The last absentee ballot dropped off on Tuesday arrived at the New Haven City Hall of Records by bike. With a minute to 8 p.m., the voter threw down her bike and practically dived at the ballot box as City Clerk Michael Smart came by to lock up.
Smart told her to take her time as she dropped the ballot into the slot. Her vote in the primaries, he assured her as he emptied and locked the ballot boxes, will be counted.
“That was ballot box number two,” Smart said. “We took the last of the ballots out for the 8 o’clock count, locked it up, and we’ll go do ballot box number one.”
Voters had to drop off ballots or postmark them by Tuesday at 8 p.m. But the deadline for registrars and town clerks to count the votes is Thursday night. When polls closed on Tuesday, the handoff in New Haven from city clerk to registrar began, and with it a few long days of counting.
From Smart’s hands, the ballots were off to the second floor, where Kevin Arnold, head moderator for the City of New Haven, went to collect them from May Reed, assistant city clerk. Arnold is the one who will submit the final numbers to the secretary of the state’s office.
The two talked and joked about the long night ahead. Then Arnold asked for an estimate.
"How many do you think are left, roughly -- I mean I’m not gonna hold you to it but ...”
Reed responded, “Still over a thousand, another thousand.” And Arnold added, “Plus what we pick out, what gets delivered tomorrow and Thursday morning.”
Gov. Ned Lamont signed an executive order Monday allowing absentee ballots postmarked by Tuesday and delivered by Thursday to be counted. And that meant a slight change of schedule for the registrar’s office last night.
Arnold said the last-minute change might work in his favor.
“Actually, it maybe saved us a couple hours ’cause we’ll be able to start earlier. We can’t start [counting] them until the polls are closed, because the procedure is the check list,” Arnold said, referring to the paper lists at each of the 21 polls around New Haven. “If someone goes and votes in person at a polling location and they also submitted an absentee ballot, we can’t process absentee ballots until we get that checklist back to make sure they did not, in fact, vote in person.”

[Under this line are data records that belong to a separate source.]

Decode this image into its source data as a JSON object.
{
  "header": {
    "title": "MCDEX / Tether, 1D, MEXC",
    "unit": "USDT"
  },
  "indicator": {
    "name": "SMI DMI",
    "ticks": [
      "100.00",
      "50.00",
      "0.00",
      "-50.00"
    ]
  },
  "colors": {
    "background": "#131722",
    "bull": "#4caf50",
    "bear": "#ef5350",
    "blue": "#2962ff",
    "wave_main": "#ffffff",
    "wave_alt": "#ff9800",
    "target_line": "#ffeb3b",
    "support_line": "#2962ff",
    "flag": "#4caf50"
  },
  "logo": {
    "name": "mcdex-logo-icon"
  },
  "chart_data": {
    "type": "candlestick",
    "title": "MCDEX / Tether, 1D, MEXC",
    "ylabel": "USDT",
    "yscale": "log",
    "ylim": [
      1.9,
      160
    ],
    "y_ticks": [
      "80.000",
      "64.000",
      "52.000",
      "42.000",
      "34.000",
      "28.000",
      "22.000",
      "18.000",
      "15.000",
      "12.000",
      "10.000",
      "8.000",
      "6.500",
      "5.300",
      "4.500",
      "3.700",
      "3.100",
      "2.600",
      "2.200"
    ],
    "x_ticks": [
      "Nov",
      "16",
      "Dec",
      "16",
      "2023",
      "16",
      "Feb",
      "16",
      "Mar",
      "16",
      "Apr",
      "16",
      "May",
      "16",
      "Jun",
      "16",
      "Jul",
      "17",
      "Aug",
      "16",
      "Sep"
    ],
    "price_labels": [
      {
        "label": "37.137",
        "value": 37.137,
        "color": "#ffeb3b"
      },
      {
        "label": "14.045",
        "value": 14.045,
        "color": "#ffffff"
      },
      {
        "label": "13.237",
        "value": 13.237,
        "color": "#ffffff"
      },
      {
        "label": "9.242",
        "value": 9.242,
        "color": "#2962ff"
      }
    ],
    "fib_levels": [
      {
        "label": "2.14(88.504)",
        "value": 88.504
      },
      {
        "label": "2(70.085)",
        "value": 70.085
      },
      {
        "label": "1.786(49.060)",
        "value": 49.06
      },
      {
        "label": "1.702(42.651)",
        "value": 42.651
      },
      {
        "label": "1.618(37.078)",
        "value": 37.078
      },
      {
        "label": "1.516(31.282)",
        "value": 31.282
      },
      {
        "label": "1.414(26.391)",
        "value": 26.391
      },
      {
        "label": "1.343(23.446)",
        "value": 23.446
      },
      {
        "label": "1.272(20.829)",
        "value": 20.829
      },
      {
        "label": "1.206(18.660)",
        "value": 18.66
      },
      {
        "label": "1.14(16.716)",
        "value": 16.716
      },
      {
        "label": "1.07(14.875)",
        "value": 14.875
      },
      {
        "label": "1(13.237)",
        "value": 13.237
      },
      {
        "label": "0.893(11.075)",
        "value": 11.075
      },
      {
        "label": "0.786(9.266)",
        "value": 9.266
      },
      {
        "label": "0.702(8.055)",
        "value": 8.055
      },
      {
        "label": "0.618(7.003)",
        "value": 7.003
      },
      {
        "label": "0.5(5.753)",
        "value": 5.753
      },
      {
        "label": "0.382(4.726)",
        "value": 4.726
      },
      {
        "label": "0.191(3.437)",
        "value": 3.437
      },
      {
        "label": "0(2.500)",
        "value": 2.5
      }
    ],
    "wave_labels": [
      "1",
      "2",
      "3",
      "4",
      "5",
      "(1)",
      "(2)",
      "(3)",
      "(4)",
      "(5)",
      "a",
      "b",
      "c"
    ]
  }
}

Arnold said those who double up may not intentionally commit voter fraud, but they may have voted twice fearing that their absentee ballot would not be received with mail delays caused by Tropical Storm Isaias.
With the extra days to double-check, Arnold and the registrars didn’t have to wait until much later to start.
This after-hours counting is not typical. Neither is the number of ballots. New Haven officials estimated the absentee ballot number at the end of Tuesday at just shy of 5,000 -- that’s out of 9,000 requests.
Reed summed it up as she handed over the 1,100 ballots that came in Tuesday alone.
”It’s just, it’s a lot. Absentee ballots of this volume is a lot,” she said.
And officials said they expect to do this again in November, but with more absentee ballots to count.
Ali Oshinskie is a corps member with Report for America, a national service program that places journalists into local newsrooms.